Maybe I looked too fat in my underwear.
The L’Oréal campaign would fix all this. A beauty campaign would be an opportunity for me to restore my dignity, my uniqueness. Apart from gracing the cover of Vogue, I couldn’t imagine anything in the world more glamorous than a beauty campaign. A beauty campaign had the power to validate. Like becoming a model, it was a way to convince people beyond a doubt that you were, in fact, attractive. Selling shampoo serves up an answer to a question that’s vague and subjective. It tells you what beauty is, that the face selling this product is a beautiful face.
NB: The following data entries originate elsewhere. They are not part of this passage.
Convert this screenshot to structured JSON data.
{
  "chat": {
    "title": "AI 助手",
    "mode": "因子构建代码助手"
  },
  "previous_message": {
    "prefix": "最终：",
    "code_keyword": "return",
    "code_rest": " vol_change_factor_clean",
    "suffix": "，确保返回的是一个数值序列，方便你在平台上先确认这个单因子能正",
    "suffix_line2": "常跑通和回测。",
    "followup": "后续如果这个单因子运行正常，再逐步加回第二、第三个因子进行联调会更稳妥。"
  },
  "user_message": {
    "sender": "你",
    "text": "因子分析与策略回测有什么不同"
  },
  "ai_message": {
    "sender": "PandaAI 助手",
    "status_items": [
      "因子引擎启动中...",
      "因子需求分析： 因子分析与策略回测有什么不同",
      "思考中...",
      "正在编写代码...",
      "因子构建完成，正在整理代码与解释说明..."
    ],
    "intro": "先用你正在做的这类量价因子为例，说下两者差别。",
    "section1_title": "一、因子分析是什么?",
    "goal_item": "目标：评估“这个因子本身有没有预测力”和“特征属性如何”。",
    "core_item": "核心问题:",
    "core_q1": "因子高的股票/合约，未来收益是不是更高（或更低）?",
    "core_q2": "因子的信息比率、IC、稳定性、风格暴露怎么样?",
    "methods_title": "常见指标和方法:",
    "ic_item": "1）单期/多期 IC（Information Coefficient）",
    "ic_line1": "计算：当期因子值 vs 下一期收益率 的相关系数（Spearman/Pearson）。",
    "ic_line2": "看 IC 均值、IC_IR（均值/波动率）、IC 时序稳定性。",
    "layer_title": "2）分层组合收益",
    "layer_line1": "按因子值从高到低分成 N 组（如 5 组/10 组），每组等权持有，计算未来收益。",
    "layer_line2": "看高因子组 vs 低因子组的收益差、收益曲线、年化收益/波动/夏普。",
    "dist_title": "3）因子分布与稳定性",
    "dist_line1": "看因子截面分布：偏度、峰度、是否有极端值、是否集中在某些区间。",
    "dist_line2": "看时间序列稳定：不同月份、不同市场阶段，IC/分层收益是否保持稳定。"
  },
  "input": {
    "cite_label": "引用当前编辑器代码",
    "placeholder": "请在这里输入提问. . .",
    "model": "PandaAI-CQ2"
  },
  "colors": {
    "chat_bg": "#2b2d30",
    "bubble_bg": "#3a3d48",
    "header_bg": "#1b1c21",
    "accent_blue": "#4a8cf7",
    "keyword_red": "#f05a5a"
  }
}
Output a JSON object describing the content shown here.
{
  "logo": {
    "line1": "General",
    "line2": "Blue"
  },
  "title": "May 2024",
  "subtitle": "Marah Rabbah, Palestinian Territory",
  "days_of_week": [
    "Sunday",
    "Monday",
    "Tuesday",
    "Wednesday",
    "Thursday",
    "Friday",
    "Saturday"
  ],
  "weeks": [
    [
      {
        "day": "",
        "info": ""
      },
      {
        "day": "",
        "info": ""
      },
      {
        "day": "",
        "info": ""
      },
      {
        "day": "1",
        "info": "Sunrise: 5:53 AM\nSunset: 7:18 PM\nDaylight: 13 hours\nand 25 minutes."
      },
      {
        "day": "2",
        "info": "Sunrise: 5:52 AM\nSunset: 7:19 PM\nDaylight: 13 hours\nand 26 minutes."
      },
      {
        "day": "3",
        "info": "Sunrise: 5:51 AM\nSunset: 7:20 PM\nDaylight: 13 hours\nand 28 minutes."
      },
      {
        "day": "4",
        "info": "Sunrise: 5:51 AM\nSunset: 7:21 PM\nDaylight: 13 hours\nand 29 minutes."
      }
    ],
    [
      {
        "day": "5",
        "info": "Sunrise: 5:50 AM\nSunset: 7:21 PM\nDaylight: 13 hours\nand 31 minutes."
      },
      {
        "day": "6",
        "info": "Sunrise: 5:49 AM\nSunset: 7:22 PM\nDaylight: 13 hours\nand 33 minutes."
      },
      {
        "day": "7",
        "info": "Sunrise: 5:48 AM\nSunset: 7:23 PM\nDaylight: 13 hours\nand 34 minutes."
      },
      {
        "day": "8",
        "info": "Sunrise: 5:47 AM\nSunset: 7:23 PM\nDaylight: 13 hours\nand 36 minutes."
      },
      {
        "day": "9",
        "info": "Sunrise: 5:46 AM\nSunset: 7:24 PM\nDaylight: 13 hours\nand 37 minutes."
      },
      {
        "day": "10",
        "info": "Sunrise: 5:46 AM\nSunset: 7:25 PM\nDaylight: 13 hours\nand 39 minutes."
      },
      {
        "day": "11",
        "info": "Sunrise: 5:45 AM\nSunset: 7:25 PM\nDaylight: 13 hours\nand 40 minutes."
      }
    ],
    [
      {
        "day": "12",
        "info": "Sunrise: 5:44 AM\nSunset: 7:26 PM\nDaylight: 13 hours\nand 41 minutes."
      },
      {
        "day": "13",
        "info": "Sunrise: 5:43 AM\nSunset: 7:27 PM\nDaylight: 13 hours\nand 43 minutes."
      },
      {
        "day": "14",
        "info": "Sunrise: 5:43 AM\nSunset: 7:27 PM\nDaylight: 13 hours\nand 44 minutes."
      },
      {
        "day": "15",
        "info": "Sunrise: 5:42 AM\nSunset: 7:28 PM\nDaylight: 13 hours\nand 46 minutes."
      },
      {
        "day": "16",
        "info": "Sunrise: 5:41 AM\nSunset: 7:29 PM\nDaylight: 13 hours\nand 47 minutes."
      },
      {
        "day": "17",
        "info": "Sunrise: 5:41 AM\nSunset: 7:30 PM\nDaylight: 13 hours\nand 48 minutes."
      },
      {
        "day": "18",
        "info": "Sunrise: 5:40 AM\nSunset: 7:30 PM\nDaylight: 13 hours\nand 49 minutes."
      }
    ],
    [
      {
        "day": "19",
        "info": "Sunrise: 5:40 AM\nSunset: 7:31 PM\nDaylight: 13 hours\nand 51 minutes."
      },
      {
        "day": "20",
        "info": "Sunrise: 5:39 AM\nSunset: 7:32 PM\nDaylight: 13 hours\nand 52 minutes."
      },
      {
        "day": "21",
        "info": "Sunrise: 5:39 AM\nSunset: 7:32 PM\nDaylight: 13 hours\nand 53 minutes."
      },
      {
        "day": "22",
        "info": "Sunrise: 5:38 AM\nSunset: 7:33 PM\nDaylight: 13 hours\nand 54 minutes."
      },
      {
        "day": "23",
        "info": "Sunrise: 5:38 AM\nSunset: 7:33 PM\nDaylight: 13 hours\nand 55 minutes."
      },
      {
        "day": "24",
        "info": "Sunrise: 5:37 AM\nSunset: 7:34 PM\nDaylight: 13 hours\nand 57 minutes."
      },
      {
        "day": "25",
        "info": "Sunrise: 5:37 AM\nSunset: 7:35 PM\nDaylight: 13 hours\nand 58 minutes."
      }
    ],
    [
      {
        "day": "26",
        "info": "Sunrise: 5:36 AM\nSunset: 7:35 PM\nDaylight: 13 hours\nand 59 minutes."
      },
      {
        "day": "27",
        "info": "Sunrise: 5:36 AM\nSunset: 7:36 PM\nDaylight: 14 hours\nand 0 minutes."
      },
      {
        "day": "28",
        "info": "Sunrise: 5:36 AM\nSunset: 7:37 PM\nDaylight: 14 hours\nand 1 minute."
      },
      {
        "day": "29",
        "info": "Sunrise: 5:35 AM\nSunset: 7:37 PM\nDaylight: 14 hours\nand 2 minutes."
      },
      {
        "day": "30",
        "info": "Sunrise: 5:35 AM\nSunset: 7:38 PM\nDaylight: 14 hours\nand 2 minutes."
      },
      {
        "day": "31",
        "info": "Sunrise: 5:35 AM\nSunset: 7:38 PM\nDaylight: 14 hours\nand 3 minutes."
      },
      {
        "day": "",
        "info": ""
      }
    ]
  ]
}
There’s nothing like external validation. I craved it. It’s why I went to law school. The theory of objectivism claims that there are certain things that most people in society can agree upon. A model is pretty. A lawyer is smart. Our society is based upon objectivism. It’s how we make rules and why we obey them. That was perhaps the only thing I learned in law school. I was too busy modeling to go to class.
The L’Oréal bigwig was a pleasant, smiling man and he ordered a Heineken from the server. I could tell he was the bigwig, because no one else who sat in a floral lounge chair would have had the gall to order alcohol in a meeting. It bothered me slightly that he did that. It seemed like meeting with me wasn’t terribly important. That he didn’t need to impress me, win me away from Garnier or any other competitive hair care brands that might be offering me a similar deal. But what bothered me most about the Heineken was the thing he said as he picked up the icy green bottle and pointed to it with the index finger from his other hand.
“No more of this for you, Portia.”
Now, I liked beer. I especially liked Heineken, and I didn’t like that anyone would say something like that to me. If he’d been a doctor who was explaining my impending liver failure while demonstrating what caused it at a bar, or if I was that Olympic gymnast I’d pretended to be in summer as a kid, who was celebrating her last night before going to a foreign country to compete for gold, I might have been okay with such a statement. At least, I would’ve understood it. But why did he not want me to drink beer? Could it be because alcohol is fattening? Aging? Makes you stupid if you get drunk? I didn’t understand. But what I did understand from that comment was that I had just been offered the job of being the new face of L’Oréal.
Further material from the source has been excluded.